Ma qualche dubbio sorge anche con riferimento alla qualificazione giuridica di veri e propri rifiuti (cose divenute rifiuti perché il detentore se ne è disfatto) abbandonati in aree pubbliche. Se, infatti, in caso di abbandono, «la cosa diventa res nullius e, quindi, chi la trova e se ne appropria ne diventa proprietario senza, ovviamente, commettere alcun reato»19, è anche vero che, in base alla normativa italiana sopra richiamata, i rifiuti abbandonati in aree pubbliche sono rifiuti urbani la cui gestione compete automaticamente ai Comuni; e, pertanto, in caso di appropriazione da parte di terzi per trarne profitto, si potrebbe ipotizzare il furto aggravato in danno del Comune, trattandosi di sottrazione di cosa mobile a chi la detiene ex lege.
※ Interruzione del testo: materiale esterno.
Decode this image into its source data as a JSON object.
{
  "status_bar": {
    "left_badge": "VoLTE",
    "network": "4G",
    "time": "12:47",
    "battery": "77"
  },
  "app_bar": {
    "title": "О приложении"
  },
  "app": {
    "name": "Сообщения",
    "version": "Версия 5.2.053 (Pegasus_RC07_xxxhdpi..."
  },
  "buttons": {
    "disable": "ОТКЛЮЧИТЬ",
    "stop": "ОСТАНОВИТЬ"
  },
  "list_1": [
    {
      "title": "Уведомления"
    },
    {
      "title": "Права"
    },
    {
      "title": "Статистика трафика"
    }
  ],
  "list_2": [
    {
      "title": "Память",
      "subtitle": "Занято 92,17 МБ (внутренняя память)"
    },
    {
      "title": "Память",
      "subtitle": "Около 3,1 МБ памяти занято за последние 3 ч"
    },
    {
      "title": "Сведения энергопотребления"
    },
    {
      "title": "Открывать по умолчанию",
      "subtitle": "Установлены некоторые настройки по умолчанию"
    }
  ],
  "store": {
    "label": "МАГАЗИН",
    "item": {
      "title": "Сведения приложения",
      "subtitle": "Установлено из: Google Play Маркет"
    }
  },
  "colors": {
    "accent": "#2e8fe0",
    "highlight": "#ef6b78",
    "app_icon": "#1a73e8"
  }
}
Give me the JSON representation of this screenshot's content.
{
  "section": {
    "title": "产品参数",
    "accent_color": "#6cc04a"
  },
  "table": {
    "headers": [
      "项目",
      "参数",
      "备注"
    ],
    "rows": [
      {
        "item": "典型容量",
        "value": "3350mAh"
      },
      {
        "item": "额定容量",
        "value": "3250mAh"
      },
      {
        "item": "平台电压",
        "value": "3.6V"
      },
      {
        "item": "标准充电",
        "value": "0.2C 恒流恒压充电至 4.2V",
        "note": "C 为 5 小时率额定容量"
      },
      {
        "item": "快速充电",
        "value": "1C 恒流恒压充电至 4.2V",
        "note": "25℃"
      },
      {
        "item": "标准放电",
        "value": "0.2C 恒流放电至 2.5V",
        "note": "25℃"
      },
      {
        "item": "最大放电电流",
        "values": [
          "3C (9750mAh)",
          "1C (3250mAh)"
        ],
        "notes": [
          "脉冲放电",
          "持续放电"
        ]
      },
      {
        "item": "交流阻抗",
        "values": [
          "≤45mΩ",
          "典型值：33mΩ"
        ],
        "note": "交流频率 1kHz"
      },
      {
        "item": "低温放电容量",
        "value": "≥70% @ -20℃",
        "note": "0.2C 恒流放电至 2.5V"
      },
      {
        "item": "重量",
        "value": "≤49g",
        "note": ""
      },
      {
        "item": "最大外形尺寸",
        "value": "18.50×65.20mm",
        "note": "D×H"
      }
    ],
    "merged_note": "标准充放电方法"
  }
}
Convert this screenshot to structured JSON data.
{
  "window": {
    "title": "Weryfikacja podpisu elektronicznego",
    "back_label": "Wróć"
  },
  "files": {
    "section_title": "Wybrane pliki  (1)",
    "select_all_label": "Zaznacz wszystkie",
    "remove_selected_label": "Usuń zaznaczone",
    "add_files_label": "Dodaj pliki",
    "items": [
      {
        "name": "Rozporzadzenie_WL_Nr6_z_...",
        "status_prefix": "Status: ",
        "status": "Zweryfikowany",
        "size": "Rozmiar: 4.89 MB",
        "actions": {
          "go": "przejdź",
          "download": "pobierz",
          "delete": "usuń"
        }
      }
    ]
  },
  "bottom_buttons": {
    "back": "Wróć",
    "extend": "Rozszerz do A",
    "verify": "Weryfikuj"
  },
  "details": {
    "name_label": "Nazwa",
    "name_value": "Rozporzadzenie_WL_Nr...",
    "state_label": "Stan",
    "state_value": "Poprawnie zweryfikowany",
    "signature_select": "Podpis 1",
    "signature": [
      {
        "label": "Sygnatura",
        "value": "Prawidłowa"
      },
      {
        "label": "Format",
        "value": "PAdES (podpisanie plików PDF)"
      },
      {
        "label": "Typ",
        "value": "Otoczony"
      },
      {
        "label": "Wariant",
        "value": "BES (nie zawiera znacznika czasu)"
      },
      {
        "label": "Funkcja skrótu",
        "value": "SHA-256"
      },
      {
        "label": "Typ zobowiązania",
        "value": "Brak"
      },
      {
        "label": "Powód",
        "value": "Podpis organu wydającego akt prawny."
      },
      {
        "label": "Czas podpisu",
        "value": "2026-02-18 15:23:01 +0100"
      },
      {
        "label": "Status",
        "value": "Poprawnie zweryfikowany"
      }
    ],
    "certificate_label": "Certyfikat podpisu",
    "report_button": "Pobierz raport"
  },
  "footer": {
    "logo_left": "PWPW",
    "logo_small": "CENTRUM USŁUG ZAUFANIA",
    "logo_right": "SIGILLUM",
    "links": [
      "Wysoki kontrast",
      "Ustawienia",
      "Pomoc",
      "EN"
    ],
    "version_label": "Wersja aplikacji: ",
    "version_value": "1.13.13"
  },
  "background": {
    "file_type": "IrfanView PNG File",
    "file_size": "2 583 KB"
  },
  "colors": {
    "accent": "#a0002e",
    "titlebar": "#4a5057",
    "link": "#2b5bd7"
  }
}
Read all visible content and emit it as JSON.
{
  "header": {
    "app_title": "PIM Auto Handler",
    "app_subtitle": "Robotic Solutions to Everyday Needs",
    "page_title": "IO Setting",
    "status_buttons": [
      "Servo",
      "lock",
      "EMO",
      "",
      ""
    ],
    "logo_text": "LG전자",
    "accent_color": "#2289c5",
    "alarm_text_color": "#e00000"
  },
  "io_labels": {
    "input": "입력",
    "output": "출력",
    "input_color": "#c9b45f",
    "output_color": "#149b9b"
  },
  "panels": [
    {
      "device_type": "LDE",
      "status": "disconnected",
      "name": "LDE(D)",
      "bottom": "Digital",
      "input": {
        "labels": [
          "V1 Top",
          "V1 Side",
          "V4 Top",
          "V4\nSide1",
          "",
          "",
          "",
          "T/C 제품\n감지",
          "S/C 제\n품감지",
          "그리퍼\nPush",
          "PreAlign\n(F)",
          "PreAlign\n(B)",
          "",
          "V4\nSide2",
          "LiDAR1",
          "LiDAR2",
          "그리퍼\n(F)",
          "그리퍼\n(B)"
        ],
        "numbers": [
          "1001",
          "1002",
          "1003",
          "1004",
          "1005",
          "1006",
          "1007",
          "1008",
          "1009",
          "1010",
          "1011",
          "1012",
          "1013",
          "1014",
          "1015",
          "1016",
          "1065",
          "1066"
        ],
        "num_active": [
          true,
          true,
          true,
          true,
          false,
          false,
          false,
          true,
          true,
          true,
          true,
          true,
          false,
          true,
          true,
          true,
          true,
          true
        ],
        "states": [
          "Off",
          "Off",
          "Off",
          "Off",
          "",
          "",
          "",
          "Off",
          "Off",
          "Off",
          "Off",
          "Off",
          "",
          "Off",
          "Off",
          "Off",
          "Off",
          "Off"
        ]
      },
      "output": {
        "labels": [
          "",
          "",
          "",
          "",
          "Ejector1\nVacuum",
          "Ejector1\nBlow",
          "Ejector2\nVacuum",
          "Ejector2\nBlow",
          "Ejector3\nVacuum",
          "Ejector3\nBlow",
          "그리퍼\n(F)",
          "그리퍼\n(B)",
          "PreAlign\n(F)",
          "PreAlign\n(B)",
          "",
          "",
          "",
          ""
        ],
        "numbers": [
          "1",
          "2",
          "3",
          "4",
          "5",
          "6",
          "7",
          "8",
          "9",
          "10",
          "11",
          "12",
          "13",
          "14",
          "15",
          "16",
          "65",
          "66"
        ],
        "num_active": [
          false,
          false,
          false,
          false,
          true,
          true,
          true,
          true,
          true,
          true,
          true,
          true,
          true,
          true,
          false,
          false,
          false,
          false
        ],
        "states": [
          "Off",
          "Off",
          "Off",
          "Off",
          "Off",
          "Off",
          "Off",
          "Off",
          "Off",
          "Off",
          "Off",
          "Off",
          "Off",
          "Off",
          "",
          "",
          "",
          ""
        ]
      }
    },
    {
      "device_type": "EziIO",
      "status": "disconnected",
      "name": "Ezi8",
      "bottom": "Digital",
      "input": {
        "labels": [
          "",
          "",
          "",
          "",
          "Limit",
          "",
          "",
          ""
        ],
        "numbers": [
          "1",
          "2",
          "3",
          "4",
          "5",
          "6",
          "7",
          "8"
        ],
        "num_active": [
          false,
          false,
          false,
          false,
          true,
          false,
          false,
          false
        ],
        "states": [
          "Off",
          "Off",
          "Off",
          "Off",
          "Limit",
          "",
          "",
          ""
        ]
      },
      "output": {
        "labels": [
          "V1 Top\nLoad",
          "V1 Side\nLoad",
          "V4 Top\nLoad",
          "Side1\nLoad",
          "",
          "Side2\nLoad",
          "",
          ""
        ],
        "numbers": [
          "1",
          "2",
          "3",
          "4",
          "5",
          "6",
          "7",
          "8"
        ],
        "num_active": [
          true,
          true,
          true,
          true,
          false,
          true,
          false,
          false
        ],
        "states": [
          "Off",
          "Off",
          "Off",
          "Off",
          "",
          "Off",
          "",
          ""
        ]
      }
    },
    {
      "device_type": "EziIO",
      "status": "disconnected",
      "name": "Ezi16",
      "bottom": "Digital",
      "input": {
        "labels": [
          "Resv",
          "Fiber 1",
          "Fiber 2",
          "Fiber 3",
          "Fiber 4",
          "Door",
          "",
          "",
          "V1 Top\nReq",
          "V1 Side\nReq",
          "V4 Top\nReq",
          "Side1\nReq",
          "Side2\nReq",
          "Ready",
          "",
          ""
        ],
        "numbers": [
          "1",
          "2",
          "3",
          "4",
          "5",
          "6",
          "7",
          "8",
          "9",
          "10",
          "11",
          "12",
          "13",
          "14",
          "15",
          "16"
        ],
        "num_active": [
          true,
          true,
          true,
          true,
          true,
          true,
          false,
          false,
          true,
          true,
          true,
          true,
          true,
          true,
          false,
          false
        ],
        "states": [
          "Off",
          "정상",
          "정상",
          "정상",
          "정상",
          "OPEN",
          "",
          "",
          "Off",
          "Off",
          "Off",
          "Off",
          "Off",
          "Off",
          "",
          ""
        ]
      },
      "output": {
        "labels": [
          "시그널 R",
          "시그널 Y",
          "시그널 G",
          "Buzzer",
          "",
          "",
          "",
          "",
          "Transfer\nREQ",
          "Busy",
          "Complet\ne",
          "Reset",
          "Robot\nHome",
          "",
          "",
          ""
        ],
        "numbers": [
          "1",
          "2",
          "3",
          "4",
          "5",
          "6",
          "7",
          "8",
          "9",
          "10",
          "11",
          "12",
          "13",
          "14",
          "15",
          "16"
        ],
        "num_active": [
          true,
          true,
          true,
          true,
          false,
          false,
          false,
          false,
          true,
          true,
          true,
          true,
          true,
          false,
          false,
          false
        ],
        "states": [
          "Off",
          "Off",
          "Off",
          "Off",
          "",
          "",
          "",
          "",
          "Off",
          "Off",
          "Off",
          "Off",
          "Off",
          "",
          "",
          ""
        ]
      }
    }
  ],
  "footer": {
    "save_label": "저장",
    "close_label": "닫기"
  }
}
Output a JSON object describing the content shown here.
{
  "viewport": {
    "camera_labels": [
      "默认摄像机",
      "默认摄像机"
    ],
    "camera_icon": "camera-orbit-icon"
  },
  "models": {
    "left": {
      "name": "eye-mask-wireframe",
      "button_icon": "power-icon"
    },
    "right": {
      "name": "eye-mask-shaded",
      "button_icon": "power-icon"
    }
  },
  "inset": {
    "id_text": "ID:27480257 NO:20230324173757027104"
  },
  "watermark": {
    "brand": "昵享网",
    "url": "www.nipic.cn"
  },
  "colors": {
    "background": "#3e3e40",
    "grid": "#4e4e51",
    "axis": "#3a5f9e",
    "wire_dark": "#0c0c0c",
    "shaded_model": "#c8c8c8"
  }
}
In tal senso, peraltro, ha deciso la Cassazione proprio in tema di rifiuti «pubblici» di competenza comunale, con riferimento al materiale ferroso stoccato all’interno di una piazzola ecologica 20, ad alcuni abiti usati trafugati da un cassonetto 21 nonché ad alcune batterie esauste destinate al riciclo 22. Trattavasi, tuttavia, di casi in cui i rifiuti erano stati materialmente «acquisiti» dal Comune attraverso la raccolta e non per semplice «giacenza» per abbandono in aree pubbliche, per la quale, fino alla raccolta, non sembra ipotizzabile, invece, alcuna relazione con il Comune, pur se si tratta di rifiuti qualificati come «urbani» dalla legge italiana.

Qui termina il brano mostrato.